CAMBRIDGE — Computer scientists at the Harvard School of Engineering and Applied Sciences (SEAS) and the Wyss Institute for Biologically Inspired Engineering at Harvard University have joined forces to put powerful probabilistic reasoning algorithms in the hands of bioengineers.
In a new paper presented at the Neural Information Processing Systems conference on December 7, Ryan P. Adams and Nils Napp have shown that an important class of artificial intelligence algorithms could be implemented using chemical reactions.
These algorithms, which use a technique called “message passing inference on factor graphs,” are a mathematical coupling of ideas from graph theory and probability. They represent the state of the art in machine learning and are already critical components of everyday tools ranging from search engines and fraud detection to error correction in mobile phones.
Adams’ and Napp’s work demonstrates that some aspects of artificial intelligence (AI) could be implemented at microscopic scales using molecules. In the long term, the researchers say, such theoretical developments could open the door for “smart drugs” that can automatically detect, diagnose, and treat a variety of diseases using a cocktail of chemicals that can perform AI-type reasoning.
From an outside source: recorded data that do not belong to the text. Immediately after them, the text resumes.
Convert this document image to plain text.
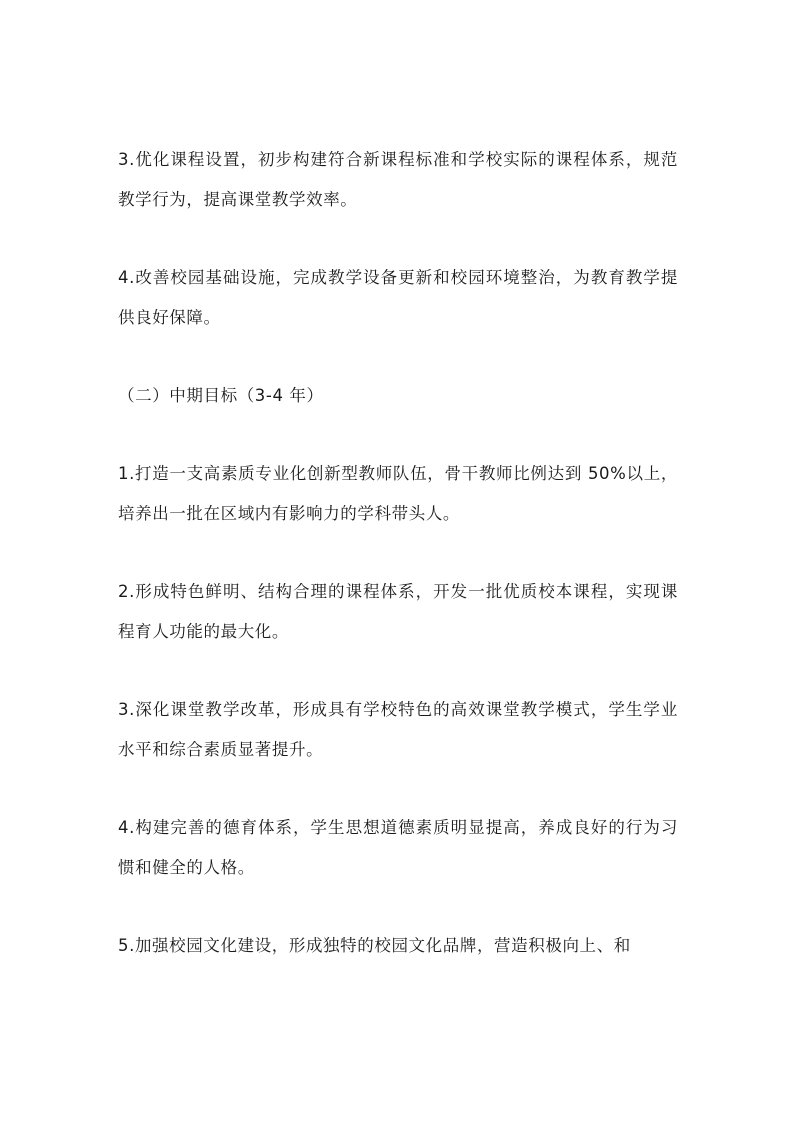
3.优化课程设置，初步构建符合新课程标准和学校实际的课程体系，规范教学行为，提高课堂教学效率。

4.改善校园基础设施，完成教学设备更新和校园环境整治，为教育教学提供良好保障。

（二）中期目标（3-4 年）

1.打造一支高素质专业化创新型教师队伍，骨干教师比例达到 50%以上，培养出一批在区域内有影响力的学科带头人。

2.形成特色鲜明、结构合理的课程体系，开发一批优质校本课程，实现课程育人功能的最大化。

3.深化课堂教学改革，形成具有学校特色的高效课堂教学模式，学生学业水平和综合素质显著提升。

4.构建完善的德育体系，学生思想道德素质明显提高，养成良好的行为习惯和健全的人格。

5.加强校园文化建设，形成独特的校园文化品牌，营造积极向上、和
“We understand a lot about building AI systems that can learn and adapt at macroscopic scales; these algorithms live behind the scenes in many of the devices we interact with every day,” says Adams, an assistant professor of computer science at SEAS. “This work shows that it is possible to also build intelligent machines at tiny scales, without needing anything that looks like a regular computer. This kind of chemical-based AI will be necessary for constructing therapies that sense and adapt to their environment. The hope is to eventually have drugs that can specialize themselves to your personal chemistry and can diagnose or treat a range of pathologies.”
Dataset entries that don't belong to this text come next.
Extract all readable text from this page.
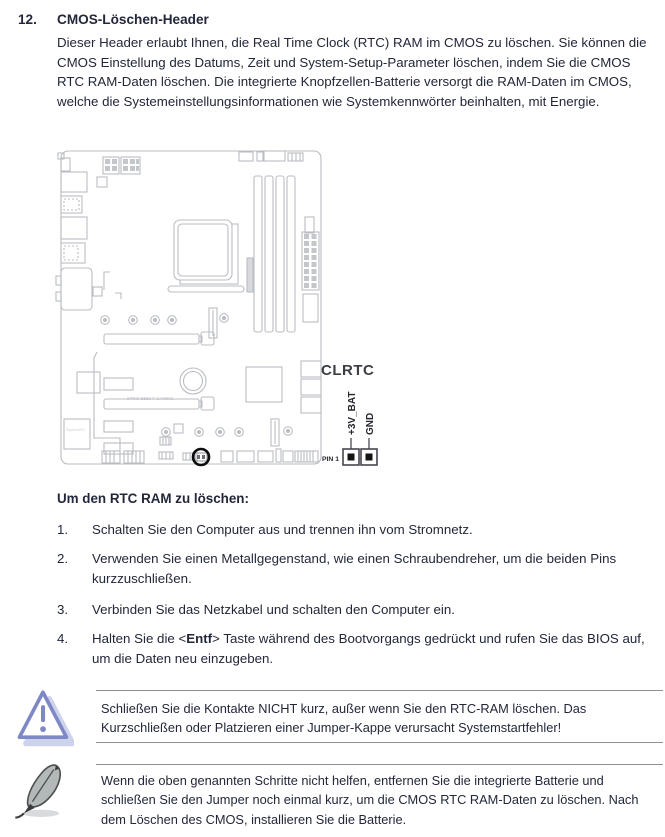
12. CMOS-Löschen-Header
Dieser Header erlaubt Ihnen, die Real Time Clock (RTC) RAM im CMOS zu löschen. Sie können die CMOS Einstellung des Datums, Zeit und System-Setup-Parameter löschen, indem Sie die CMOS RTC RAM-Daten löschen. Die integrierte Knopfzellen-Batterie versorgt die RAM-Daten im CMOS, welche die Systemeinstellungsinformationen wie Systemkennwörter beinhalten, mit Energie.
STRIX B550-F GAMING
SupremeFX
CLRTC
+3V_BAT GND
PIN 1
Um den RTC RAM zu löschen:
1.	Schalten Sie den Computer aus und trennen ihn vom Stromnetz.
2.	Verwenden Sie einen Metallgegenstand, wie einen Schraubendreher, um die beiden Pins kurzzuschließen.
3.	Verbinden Sie das Netzkabel und schalten den Computer ein.
4.	Halten Sie die <Entf> Taste während des Bootvorgangs gedrückt und rufen Sie das BIOS auf, um die Daten neu einzugeben.
Schließen Sie die Kontakte NICHT kurz, außer wenn Sie den RTC-RAM löschen. Das Kurzschließen oder Platzieren einer Jumper-Kappe verursacht Systemstartfehler!
Wenn die oben genannten Schritte nicht helfen, entfernen Sie die integrierte Batterie und schließen Sie den Jumper noch einmal kurz, um die CMOS RTC RAM-Daten zu löschen. Nach dem Löschen des CMOS, installieren Sie die Batterie.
Adams and Napp designed a tool that can take probabilistic representations of unknowns in the world (probabilistic graphical models, in the language of machine learning) and compile them into a set of chemical reactions that compute estimates of quantities that cannot be observed directly. The key insight is that the dynamics of chemical reactions map directly onto the two types of computational steps that computer scientists would normally perform in silico to achieve the same end.
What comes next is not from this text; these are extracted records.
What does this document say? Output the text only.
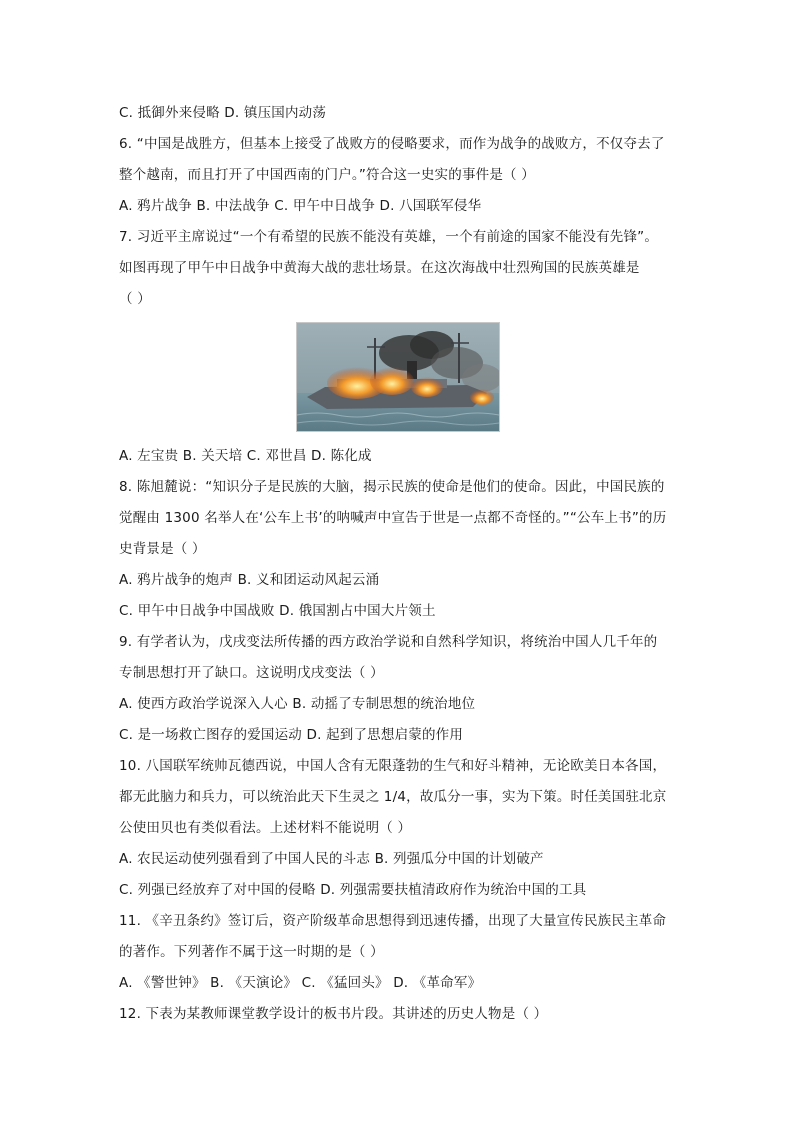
C. 抵御外来侵略 D. 镇压国内动荡
6. “中国是战胜方，但基本上接受了战败方的侵略要求，而作为战争的战败方，不仅夺去了
整个越南，而且打开了中国西南的门户。”符合这一史实的事件是（ ）
A. 鸦片战争 B. 中法战争 C. 甲午中日战争 D. 八国联军侵华
7. 习近平主席说过“一个有希望的民族不能没有英雄，一个有前途的国家不能没有先锋”。
如图再现了甲午中日战争中黄海大战的悲壮场景。在这次海战中壮烈殉国的民族英雄是
（ ）
A. 左宝贵 B. 关天培 C. 邓世昌 D. 陈化成
8. 陈旭麓说：“知识分子是民族的大脑，揭示民族的使命是他们的使命。因此，中国民族的
觉醒由 1300 名举人在‘公车上书’的呐喊声中宣告于世是一点都不奇怪的。”“公车上书”的历
史背景是（ ）
A. 鸦片战争的炮声 B. 义和团运动风起云涌
C. 甲午中日战争中国战败 D. 俄国割占中国大片领土
9. 有学者认为，戊戌变法所传播的西方政治学说和自然科学知识，将统治中国人几千年的
专制思想打开了缺口。这说明戊戌变法（ ）
A. 使西方政治学说深入人心 B. 动摇了专制思想的统治地位
C. 是一场救亡图存的爱国运动 D. 起到了思想启蒙的作用
10. 八国联军统帅瓦德西说，中国人含有无限蓬勃的生气和好斗精神，无论欧美日本各国，
都无此脑力和兵力，可以统治此天下生灵之 1/4，故瓜分一事，实为下策。时任美国驻北京
公使田贝也有类似看法。上述材料不能说明（ ）
A. 农民运动使列强看到了中国人民的斗志 B. 列强瓜分中国的计划破产
C. 列强已经放弃了对中国的侵略 D. 列强需要扶植清政府作为统治中国的工具
11. 《辛丑条约》签订后，资产阶级革命思想得到迅速传播，出现了大量宣传民族民主革命
的著作。下列著作不属于这一时期的是（ ）
A. 《警世钟》 B. 《天演论》 C. 《猛回头》 D. 《革命军》
12. 下表为某教师课堂教学设计的板书片段。其讲述的历史人物是（ ）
This insight opens up interesting new questions for computer scientists working on statistical machine learning, such as how to develop novel algorithms and models that are specifically tailored to tackling the uncertainty molecular engineers typically face. In addition to the long-term possibilities for smart therapeutics, it could also open the door for analyzing natural biological reaction pathways and regulatory networks as mechanisms that are performing statistical inference. Just like robots, biological cells must estimate external environmental states and act on them; designing artificial systems that perform these tasks could give scientists a better understanding of how such problems might be solved on a molecular level inside living systems.
“There is much ongoing research to develop chemical computational devices,” says Napp, a postdoctoral fellow at the Wyss Institute who works on Wyss Core Faculty member Radhika Nagpal’s team, and is a member of the Self-organizing Systems Research group at SEAS. “What makes this project different is that, instead of aiming for general computation, we focused on efficiently translating particular algorithms that have been successful at solving difficult problems in areas like robotics into molecular descriptions.
“For example, these algorithms allow today’s robots to make complex decisions and reliably use noisy sensors. It is really exciting to think about what these tools might be able to do for building better molecular machines.” Napp works with other Wyss Institute researchers on the Bioinspired Robotics platform at the Wyss Institute to develop new types of robotic devices that move and adapt like living creatures.
Indeed, the field of machine learning is revolutionizing many areas of science and engineering. The ability to extract useful insights from vast amounts of weak and incomplete information is not only fueling the current interest in “big data,” but has also enabled rapid progress in more traditional disciplines such as computer vision, estimation, and robotics, where data are available but difficult to interpret. Bioengineers often face similar challenges, as many molecular pathways are still poorly characterized and available data are corrupted by random noise.
Using machine learning, these challenges can now be overcome by modeling the dependencies between random variables and using them to extract and accumulate the small amounts of information each random event provides.
“Probabilistic graphical models are particularly efficient tools for computing estimates of unobserved phenomena,” says Adams. “It’s very exciting to find that these tools map so well to the world of cell biology.”